The series, created by Max Borenstein and Jim Hecht, has been embroiled in offscreen drama for years, dating back to the recasting of then-owner Jerry Buss and the subsequent demise of one of Hollywood’s most fruitful friendships. And long before West’s attorney hit send on his laundry list of complaints, Magic Johnson (played by Quincy Isaiah) and Kareem Abdul-Jabbar (Solomon Hughes), the two Showtime-era players at Winning Time’s center, were busy blasting the show. In fact, Abdul-Jabbar recently devoted an entire blog post to the topic. The Lakers and the league are said to detest the series’ existence, too, with NBA lawyers already reaching out to HBO about the use of trademarks and logos well ahead of the show’s premiere.

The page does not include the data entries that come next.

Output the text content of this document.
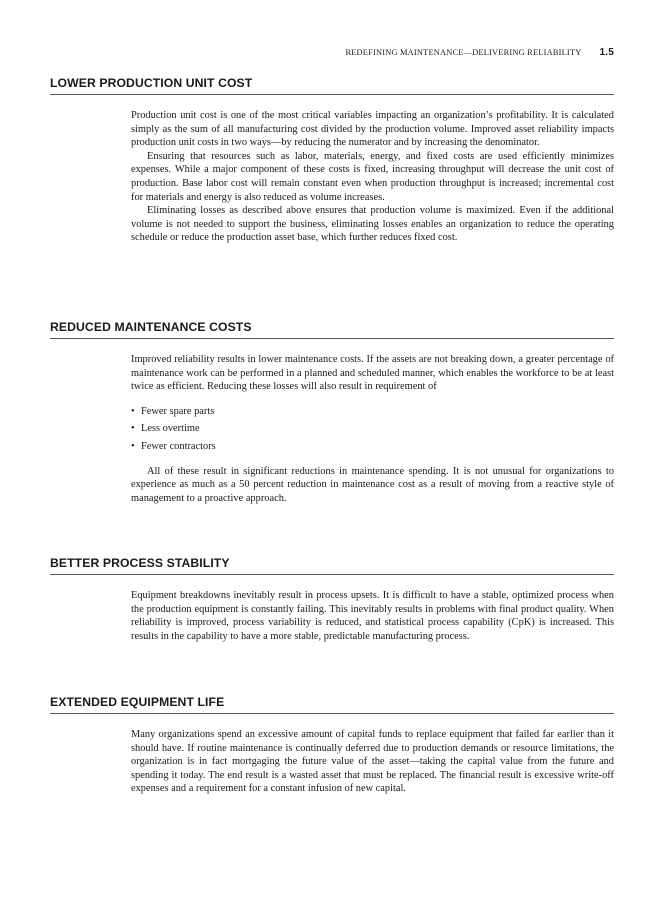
REDEFINING MAINTENANCE—DELIVERING RELIABILITY 1.5
LOWER PRODUCTION UNIT COST

Production unit cost is one of the most critical variables impacting an organization’s profitability. It is calculated simply as the sum of all manufacturing cost divided by the production volume. Improved asset reliability impacts production unit costs in two ways—by reducing the numerator and by increasing the denominator.

Ensuring that resources such as labor, materials, energy, and fixed costs are used efficiently minimizes expenses. While a major component of these costs is fixed, increasing throughput will decrease the unit cost of production. Base labor cost will remain constant even when production throughput is increased; incremental cost for materials and energy is also reduced as volume increases.

Eliminating losses as described above ensures that production volume is maximized. Even if the additional volume is not needed to support the business, eliminating losses enables an organization to reduce the operating schedule or reduce the production asset base, which further reduces fixed cost.

REDUCED MAINTENANCE COSTS

Improved reliability results in lower maintenance costs. If the assets are not breaking down, a greater percentage of maintenance work can be performed in a planned and scheduled manner, which enables the workforce to be at least twice as efficient. Reducing these losses will also result in requirement of

• Fewer spare parts
• Less overtime
• Fewer contractors

All of these result in significant reductions in maintenance spending. It is not unusual for organizations to experience as much as a 50 percent reduction in maintenance cost as a result of moving from a reactive style of management to a proactive approach.

BETTER PROCESS STABILITY

Equipment breakdowns inevitably result in process upsets. It is difficult to have a stable, optimized process when the production equipment is constantly failing. This inevitably results in problems with final product quality. When reliability is improved, process variability is reduced, and statistical process capability (CpK) is increased. This results in the capability to have a more stable, predictable manufacturing process.

EXTENDED EQUIPMENT LIFE

Many organizations spend an excessive amount of capital funds to replace equipment that failed far earlier than it should have. If routine maintenance is continually deferred due to production demands or resource limitations, the organization is in fact mortgaging the future value of the asset—taking the capital value from the future and spending it today. The end result is a wasted asset that must be replaced. The financial result is excessive write-off expenses and a requirement for a constant infusion of new capital.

Still, it’s the depiction of West that seems to be proving most controversial in the nearly two months since Winning Time debuted. West’s own letter joins a collection of opinion pieces, published in outlets including THR, that are critical of his portrayal. Among them: “HBO’s Winning Time gets some things about Showtime era right — but not Jerry West,” by longtime Los Angeles Times sportswriter Bill Plaschke. Like others, Plaschke took issue with a few memorable scenes, including one from the show’s pilot where West is seen screaming profanities and breaking a golf club over his knee during a game of golf with Jerry Buss (played by John C. Reilly) and others. The trouble with it, Plaschke argued: “He would never break clubs in a temper tantrum on a golf course — in public he was always, well, Mr. Clutch.”
On his Substack, Abdul-Jabbar came to West’s defense as well. “It’s a shame the way they treat Jerry West, who has openly discussed his struggle with mental health, especially depression,” he wrote. “Instead of exploring his issues with compassion as a way to better understand the man, they turn him into a Wile E. Coyote cartoon to be laughed at. He never broke golf clubs, he didn’t throw his trophy through the window. Sure, those actions make dramatic moments, but they reek of facile exploitation of the man rather than exploration of character.”
To be sure, this isn’t exactly new ground for HBO or McKay. In an interview for THR’s Winning Time cover story earlier this year, HBO programming president Casey Bloys noted how much experience his team had with projects that drew on real-world people and events, rattling off examples like Game Change, Recount, Chernobyl and Paterno. And McKay, who’s no stranger to navigating controversial terrain either, having made projects like Vice and Q: Into the Storm (also with HBO), was similarly unfazed: “We know the drill at this point,” he said at the time. “You get the fact-checkers, you check with the lawyers, and there are very clear parameters: You’re never going to create character-defining moments; it’s always going to be within the realm of the true story.”
In recent months, McKay and the writers have used their many opportunities with the press to discuss their extensive research process, regularly referencing Pearlman’s book, along with the many biographies and autobiographies at their disposal. Among them was surely West’s, titled West by West: My Charmed, Tormented Life, in which he details his upbringing and his long battle with depression. Clarke has said he has portions of the book underlined. And on page 68, for instance, West writes: “I have broken a lot of clubs in my life. On purpose. There was a place not far from Bel-Air Country Club that repaired them, and I would often put a broken club (or two) in front of their door early in the morning, well before they opened, with no note. No note was necessary, because they knew the clubs were mine. I have even thrown some over the fence of Bel-Air. If you don’t believe me, ask Pat Riley. He witnessed it.”
Now, whether or not West will be successful if he chooses to sue for defamation is a hotly debated topic that’s already spawned several think pieces; meanwhile, the show’s audience is continuing to grow. In fact, Winning Time viewership is up 45 percent from the March 6 premiere; and that first episode, which included the infamous West scene on the golf course, has now reached 7.2 million viewers. With two episodes left in season one, the writing staff is already hard at work on season two.